= Harrison Hoist =

Form of goaltending in netball

The Harrison Hoist, also known as The Chairlift, is a form of goaltending in netball where one defender lifts another defender, rugby union lineout-style, in order to catch the ball and prevent a goal scoring opportunity. It was named after Anna Harrison who completed the move successfully on 20 May 2012 while playing for Northern Mystics in a 2012 ANZ Championship Round 8 match against Melbourne Vixens. According to Netball Australia, Christine Stanton also performed the move during the 1970s. Singapore performed a similar move, known as the Lion Dance Lift, during a 2011 World Netball Championships match against Sri Lanka.

==History==
===Christine Stanton===
Following Anna Harrison's successful performance of the technique, Netball Australia declared that Christine Stanton had performed the move during the 1970s. Stanton represented Australia at the Summer Olympics as a high jumper.

===Lion Dance Lift===
On 8 July 2011, during a 2011 World Netball Championships match between Singapore and Sri Lanka, Singapore, whose tallest defender was 1.7 m, devised a strategy to defend against the 2.08 m Tharjini Sivalingam. In the fourth quarter, the goal defender, Lin Qingyi, was lifted by the goal keeper, Premila Hirubalan, in an attempt to intercept the ball before it got to Sivalingam. Sivalingam still managed to score 60 goals as she helped Sri Lanka win 62–51. However, when the same two teams met in the 2009 Asian Netball Championships final, Sri Lanka had won by the greater margin of 77–48. In a May 2022 interview with Sky Sport (New Zealand), Anna Harrison credits Singapore with been the inspiration behind Northern Mystics trying the move.

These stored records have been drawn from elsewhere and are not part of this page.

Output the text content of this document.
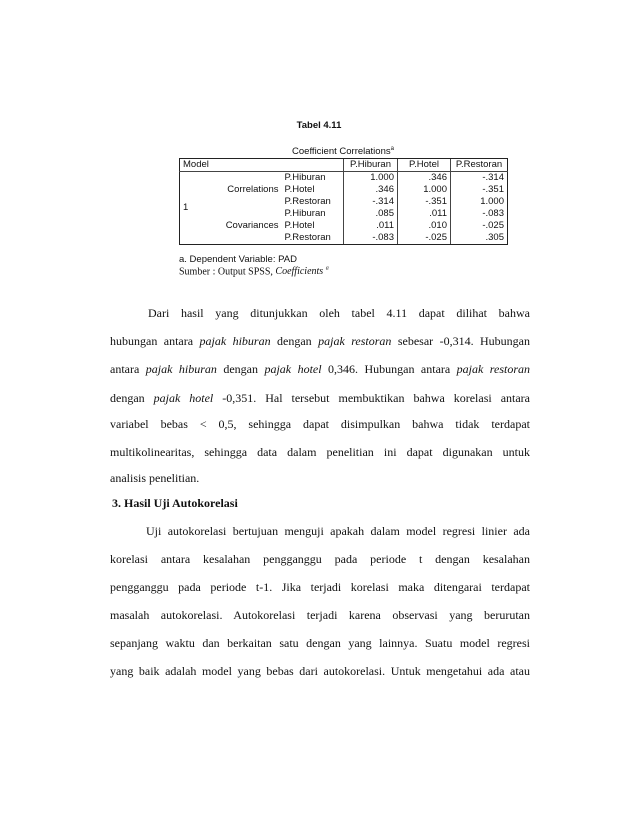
Tabel 4.11
Coefficient Correlations$^a$
Model			P.Hiburan	P.Hotel	P.Restoran
1	Correlations	P.Hiburan	1.000	.346	-.314
		P.Hotel	.346	1.000	-.351
		P.Restoran	-.314	-.351	1.000
	Covariances	P.Hiburan	.085	.011	-.083
		P.Hotel	.011	.010	-.025
		P.Restoran	-.083	-.025	.305
a. Dependent Variable: PAD
Sumber : Output SPSS, Coefficients $^a$
Dari hasil yang ditunjukkan oleh tabel 4.11 dapat dilihat bahwa
hubungan antara pajak hiburan dengan pajak restoran sebesar -0,314. Hubungan
antara pajak hiburan dengan pajak hotel 0,346. Hubungan antara pajak restoran
dengan pajak hotel -0,351. Hal tersebut membuktikan bahwa korelasi antara
variabel bebas < 0,5, sehingga dapat disimpulkan bahwa tidak terdapat
multikolinearitas, sehingga data dalam penelitian ini dapat digunakan untuk
analisis penelitian.
3. Hasil Uji Autokorelasi
Uji autokorelasi bertujuan menguji apakah dalam model regresi linier ada
korelasi antara kesalahan pengganggu pada periode t dengan kesalahan
pengganggu pada periode t-1. Jika terjadi korelasi maka ditengarai terdapat
masalah autokorelasi. Autokorelasi terjadi karena observasi yang berurutan
sepanjang waktu dan berkaitan satu dengan yang lainnya. Suatu model regresi
yang baik adalah model yang bebas dari autokorelasi. Untuk mengetahui ada atau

===2012 ANZ Championship===
On 20 May 2012 while playing for Northern Mystics in a 2012 ANZ Championship Round 8 match against Melbourne Vixens, Anna Harrison made several vital blocks while being hoisted rugby union lineout-style by her defensive partners. Harrison was lifted first by Kayla Cullen and then twice in the final quarter by Jessica Moulds. Mystics won the match 49–45. Cullen and Moulds adopted the role of a lineout lifter to hoist Harrison and the move had the desired result in the final quarter when Vixens goal shooter Karyn Howarth's goal-bound shots were twice batted away. Mystics coach, Debbie Fuller reluctantly claimed ownership of the innovation, adding that her defenders and skills coach, Jason Gregory, had also had input. Fuller discussed her idea with umpires in both Australia and New Zealand who confirmed the move was legal. Vixens captain and defender, Bianca Chatfield had no issue with the manoeuvre and declared, "I loved it. As a defender you are always trying to be so creative ... it was just awesome for them to be able to do that." She also said that both Vixens and Australia had experimented with a similar tactic but had not been able to perfect it.

The technique was initially referred to by several names, including the Chairlift, the Lineout Lift and the Scarlett Skylift, before becoming known as the Harrison Hoist. Mystics initially referred to the move as The Cheer-Lift as it was partly inspired by cheerleading lifts. It drew comparisons with the rugby union lineout and goaltending in basketball. The move had been months in planning and had been practiced by Mystics for four weeks behind closed doors in training. It was originally planned to be implemented in the playoffs. However, Fuller, thinking a playoff place was not certain, decided to unveil it against Vixens. Harrison's physique and previous experience as a beach volleyball player helped Fuller come up with the idea to use the move. Dawn Jones, the chair of the International Federation of Netball Associations match officials panel, speaking on behalf of Netball New Zealand, confirmed the move was legal.

===Other attempts===
On 10 November 2012, Anna Harrison again used the technique while playing for New Zealand against England during the 2012 Fast5 Netball World Series. Kate Shimmin, Jane Watson, Sulu Tone-Fitzpatrick, Katrina Grant and Maddy Turner have all attempted the move with varied degrees of success.